Eye opening! Thank you Brian and Pamela for sharing this with us! You’re right of course.
I guess it’s human nature to be a little self-centered, and we need reminding that the world does not evolve around ME. And that’s a great thing!
Making speeches does get a little easier when your goal shifts from being “I need to deliver” to “they need to understand and have a good experience”. It’s a good goal to have!
And to answer your question; I don’t think stutterers are any more or less self-centered than the rest of us. We are all human after all.

I’ve discovered that about myself in different areas. There are ways I’m protecting my own heart against some {nondisclosed} things in my past, only it’s tough to be self-giving when the self-giving is itself a way of protecting your own heart.

Does that make sense? 🙂 The focus is still on the self, even if it’s for the good of protecting it. It’s hard to be vulnerable but it’s worth it.

So very true!
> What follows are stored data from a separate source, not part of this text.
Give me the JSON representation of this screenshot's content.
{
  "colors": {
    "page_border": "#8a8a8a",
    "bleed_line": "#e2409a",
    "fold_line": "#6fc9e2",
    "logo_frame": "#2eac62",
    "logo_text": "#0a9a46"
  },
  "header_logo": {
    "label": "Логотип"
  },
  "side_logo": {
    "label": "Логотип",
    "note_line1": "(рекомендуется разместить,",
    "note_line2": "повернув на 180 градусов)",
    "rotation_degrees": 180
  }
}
It is about the audience.

Husband and I find if we’re about to argue, usually it’s because we don’t feel heard. We’re both trying so hard to get our own point across before we forget it, that we don’t give the other person a chance to do the same. Very frustrating when you know exactly what the other person is going to say, so there’s no need for you to hear it. There’s still the need for her/him to say it! We try to give the other time to finish expressing their thought.

Very interesting post! It reminds me of being a student therapist in grad school many years ago. I was so nervous about stuttering with my clients. My supervisors kept telling me that it wasn’t about me. They were right. I was too self absorbed. In general when I stopped making conversations all about me, I was able stay in the moment and enjoy the exchange. It also made me a much better listener. Thanks for sharing. Best of luck at the convention Pam. Hopefully we will meet up again in 2010.